De aquellos domingos de Resurrección de mi infancia isleña, es decir cuando yo vivía la Semana Santa ilusionada y luminosa, no recuerdo más que la paradójica tristeza que infundía una imagen en procesión que nunca fuimos a ver en familia: un Cristo triunfante que se me antojaba escuálido y una propina escasa para seis días de esplendor de música y olores.
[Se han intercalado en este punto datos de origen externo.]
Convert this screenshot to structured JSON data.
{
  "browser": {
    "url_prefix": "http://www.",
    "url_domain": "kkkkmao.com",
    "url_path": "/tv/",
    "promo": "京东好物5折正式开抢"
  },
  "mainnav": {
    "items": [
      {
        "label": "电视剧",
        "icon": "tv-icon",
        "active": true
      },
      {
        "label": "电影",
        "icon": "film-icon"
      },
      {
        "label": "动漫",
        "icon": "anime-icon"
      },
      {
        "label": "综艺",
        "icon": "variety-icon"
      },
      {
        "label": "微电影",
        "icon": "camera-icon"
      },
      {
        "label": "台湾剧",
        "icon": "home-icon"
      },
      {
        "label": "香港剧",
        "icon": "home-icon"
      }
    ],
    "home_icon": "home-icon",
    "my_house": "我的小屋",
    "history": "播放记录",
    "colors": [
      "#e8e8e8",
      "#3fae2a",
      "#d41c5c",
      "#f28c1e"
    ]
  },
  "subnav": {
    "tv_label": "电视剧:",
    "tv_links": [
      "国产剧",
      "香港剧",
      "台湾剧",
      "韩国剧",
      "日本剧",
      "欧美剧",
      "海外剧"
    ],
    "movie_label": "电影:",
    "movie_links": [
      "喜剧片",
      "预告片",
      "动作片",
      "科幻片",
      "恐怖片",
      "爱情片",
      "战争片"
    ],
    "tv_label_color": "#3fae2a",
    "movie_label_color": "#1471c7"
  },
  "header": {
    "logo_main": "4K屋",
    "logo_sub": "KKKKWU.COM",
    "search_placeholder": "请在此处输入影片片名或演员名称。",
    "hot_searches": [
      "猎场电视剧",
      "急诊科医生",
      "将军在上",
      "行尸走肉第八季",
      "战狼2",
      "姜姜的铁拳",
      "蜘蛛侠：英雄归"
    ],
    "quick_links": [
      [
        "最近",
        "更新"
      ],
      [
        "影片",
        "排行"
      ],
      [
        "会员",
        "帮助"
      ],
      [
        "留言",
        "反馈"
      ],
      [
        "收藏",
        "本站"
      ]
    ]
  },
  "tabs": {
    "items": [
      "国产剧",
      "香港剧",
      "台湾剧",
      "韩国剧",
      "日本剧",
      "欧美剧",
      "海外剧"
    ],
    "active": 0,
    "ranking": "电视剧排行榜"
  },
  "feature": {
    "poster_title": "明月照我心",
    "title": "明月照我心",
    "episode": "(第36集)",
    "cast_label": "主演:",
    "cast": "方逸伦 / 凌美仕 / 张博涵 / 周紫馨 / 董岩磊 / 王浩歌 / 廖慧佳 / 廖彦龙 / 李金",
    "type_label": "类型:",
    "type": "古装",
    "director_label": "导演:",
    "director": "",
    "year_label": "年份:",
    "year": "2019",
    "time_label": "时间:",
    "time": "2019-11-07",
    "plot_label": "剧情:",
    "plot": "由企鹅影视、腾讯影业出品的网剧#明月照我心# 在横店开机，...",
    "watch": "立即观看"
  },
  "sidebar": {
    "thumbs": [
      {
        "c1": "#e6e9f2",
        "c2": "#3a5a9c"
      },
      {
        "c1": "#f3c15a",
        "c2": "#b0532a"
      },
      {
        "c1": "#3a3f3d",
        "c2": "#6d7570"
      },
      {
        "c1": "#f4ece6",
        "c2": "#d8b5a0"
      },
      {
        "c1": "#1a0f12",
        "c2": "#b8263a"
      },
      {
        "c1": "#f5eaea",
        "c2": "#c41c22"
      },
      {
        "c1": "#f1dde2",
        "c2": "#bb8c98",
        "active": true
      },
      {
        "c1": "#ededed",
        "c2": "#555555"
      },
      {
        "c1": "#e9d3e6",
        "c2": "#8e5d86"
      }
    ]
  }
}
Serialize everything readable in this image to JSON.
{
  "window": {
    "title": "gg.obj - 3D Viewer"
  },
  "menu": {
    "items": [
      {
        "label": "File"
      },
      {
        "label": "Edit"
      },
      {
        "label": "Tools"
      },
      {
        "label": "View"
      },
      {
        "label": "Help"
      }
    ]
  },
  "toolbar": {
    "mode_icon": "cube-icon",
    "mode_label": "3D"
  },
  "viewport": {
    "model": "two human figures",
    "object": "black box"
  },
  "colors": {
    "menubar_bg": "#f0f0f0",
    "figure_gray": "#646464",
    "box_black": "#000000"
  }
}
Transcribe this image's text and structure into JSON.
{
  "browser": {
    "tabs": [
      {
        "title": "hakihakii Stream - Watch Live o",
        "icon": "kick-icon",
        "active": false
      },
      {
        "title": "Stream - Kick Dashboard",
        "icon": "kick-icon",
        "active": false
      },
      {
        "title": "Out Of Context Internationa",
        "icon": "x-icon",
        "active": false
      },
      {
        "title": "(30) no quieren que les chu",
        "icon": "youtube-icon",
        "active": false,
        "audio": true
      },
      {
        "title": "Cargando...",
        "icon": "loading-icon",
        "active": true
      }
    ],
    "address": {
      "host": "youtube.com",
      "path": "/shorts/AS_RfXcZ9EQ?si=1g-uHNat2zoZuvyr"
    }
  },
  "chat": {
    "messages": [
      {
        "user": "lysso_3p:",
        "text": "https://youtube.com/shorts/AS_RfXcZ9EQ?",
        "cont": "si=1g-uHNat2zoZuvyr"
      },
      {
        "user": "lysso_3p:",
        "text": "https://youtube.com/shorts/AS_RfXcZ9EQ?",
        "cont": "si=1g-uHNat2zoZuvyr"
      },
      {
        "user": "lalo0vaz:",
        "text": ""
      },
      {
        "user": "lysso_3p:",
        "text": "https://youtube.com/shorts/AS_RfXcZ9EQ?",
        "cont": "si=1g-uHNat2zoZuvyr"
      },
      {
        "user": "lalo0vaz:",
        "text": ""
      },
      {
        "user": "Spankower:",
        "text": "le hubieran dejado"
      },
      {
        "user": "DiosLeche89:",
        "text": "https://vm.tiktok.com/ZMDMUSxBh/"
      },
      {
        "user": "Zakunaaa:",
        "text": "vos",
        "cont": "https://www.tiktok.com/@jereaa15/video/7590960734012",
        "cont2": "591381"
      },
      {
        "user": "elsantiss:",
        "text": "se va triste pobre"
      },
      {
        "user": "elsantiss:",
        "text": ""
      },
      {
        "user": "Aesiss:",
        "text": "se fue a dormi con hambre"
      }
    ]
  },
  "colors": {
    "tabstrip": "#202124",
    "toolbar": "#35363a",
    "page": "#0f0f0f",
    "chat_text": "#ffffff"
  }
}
Parecía que el hombre-dios salía de paseo para mostrar su gloria divina, la culminación de su mensaje, el asidero para la esperanza de los mortales, y éstos en cambio lo recibían con una piadosa indiferencia, resignados y aguantándose las ganas de entonar el "pobre de mí", como unos sanfermineros suspirando por la vuelta de la fiesta.

De nada valía que desde las oficialidades y desde los otros mundos católicos, los concienciados y los progresistas, se insistiera en que ese domingo de campanas y esa madrugada de velas y rasgar de velos eran el pilar verdadero de la fe, la demostración de que ese hombre maltratado e injustamente ajusticiado era también dios, y que su resurrección abría la puerta a todos los optimismos. Nada, lo que la mayoría de la gente esperaba era otra resurrección, la de las cofradías que mostraban el dolor, el miedo, la tortura, la muerte terrible de un humano sacrificado. Como si todos fueran los verdaderos autores de esa joya de la poesía mística española, el soneto que explica lo que lleva al amor por Cristo: "Muéveme el verte clavado en una cruz y escarnecido; muéveme el ver tu cuerpo tan herido, muévenme tus afrentas, y tu muerte".

Así que había, y hay, aglomeraciones, multitudes, y explosiones de fervor, risas y lágrimas ante, bajo y cabe el espectáculo del sufrimiento humano indecible y una general calma y normalidad ante el milagro supremo. Supongo que el pueblo ve mucho más cercano a su realidad toda esa tragedia y, en cambio, siente las resurrecciones como otra cosa, cosas de dios y sólo a su alcance.